MMRohe commented 6 years ago

@FDecaYed Follow-up on the issue, I managed to get the last binaries of CNTK available on the github (well actually the version from 1 week ago which already supported float16/cuda9) working with Cuda 9.0. I ran the Resnet example of the image classification folder of CNTK. I get the following results:

GPU 1080Ti : ResNet training 8000 images/s. Tesla V100 and float32: ResNet training 7700 images/s. Tesla V100 and float16: ResNet training 7000 images/s.

So I think current CNTK implementation and Cuda 9.0 does not really support fully the new volta architecture. Is the last version of CNTK supposed to make use of the tensor cores already ?

Also float16 training is slower than float32 training which is quite unexpected

FDecaYed commented 6 years ago

@Rov67777 The latest should support volta tensor core already. I saw you have fairly fast imgs/sec, which benchmark are you running? For small networks, float 16 may not help a lot(the fact that v100 slower than 1080ti suggest you don't have enough work for GPU) and you may run into cpu/disk bottleneck already(in which case gpu performance doesn't matter at all). I would suggest you try Resnet 50 and above.

MMRohe commented 6 years ago

@FDecaYed thanks for your answer. Following your comment I tested the GPU on the resnet 110 traning example that can be found under: Examples\Image\Classification\ResNet\Python>python TrainResNet_CIFAR10.py -n resnet110

I use the very last version of CNTK with Cuda 9.0 and Tesla V100 and got the following performance:

So I still see decrease of performance when training with float 16. I cannot test this example and compare with GTX 1080 Ti as of now but I will probably try next week.

Is there any benchmark performance on some code that was run with CNTK ? So that I have some ground truth to compare.

FDecaYed commented 6 years ago

I see the problem, it is not the network that is too small. it is the cifar input, thus the actual convolution that are small. Cifar is a good introduction example to neural networks, but as a benchmark, the size(32x32) is not a good representation of works people do today. If you want to confirm fp16 works and see speed up, you can try larger images(like 224x224). If you do have workload that dealing with small images and networks, fp16 may not helps you a lot until it is further tuned to allow coarser grained operation and remove all the overhead as it is in preview stage now.

MMRohe commented 6 years ago

@FDecaYed well I have tried with one of my own network which performs convolution on large images and I get the same conclusion : no improvement of performance using float16 with respect to float32. I would be interested if somebody else manage to do some test and get similar results.

ke1337 commented 6 years ago

My test of ResNet50 runs at 760 images/s on V100 using fp16, while it's 220 images/s on P100 with fp32. Both tested using latest 2.4 release with CUDA 9 on single GPU.

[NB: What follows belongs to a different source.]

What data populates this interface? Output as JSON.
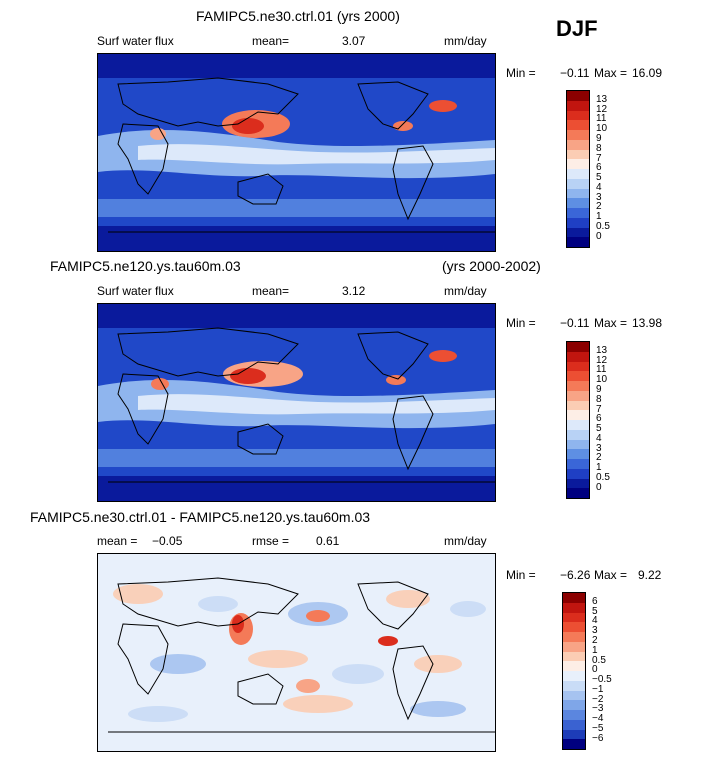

FDecaYed commented 6 years ago

@Rov67777 The next step is to confirm whether algorithms using tensor cores is triggered for your convolution. Currently the easiest way to do that is nvprof. It would be helpful if you can run your test with nvprof and share the list of kernel called. If it is not triggered, please refer to cudnn doc to see the requirement. The most common reason is input/output feature map are required to be multiple of 8. In that case, you can just improve the feature map count a little to be multiple of 8.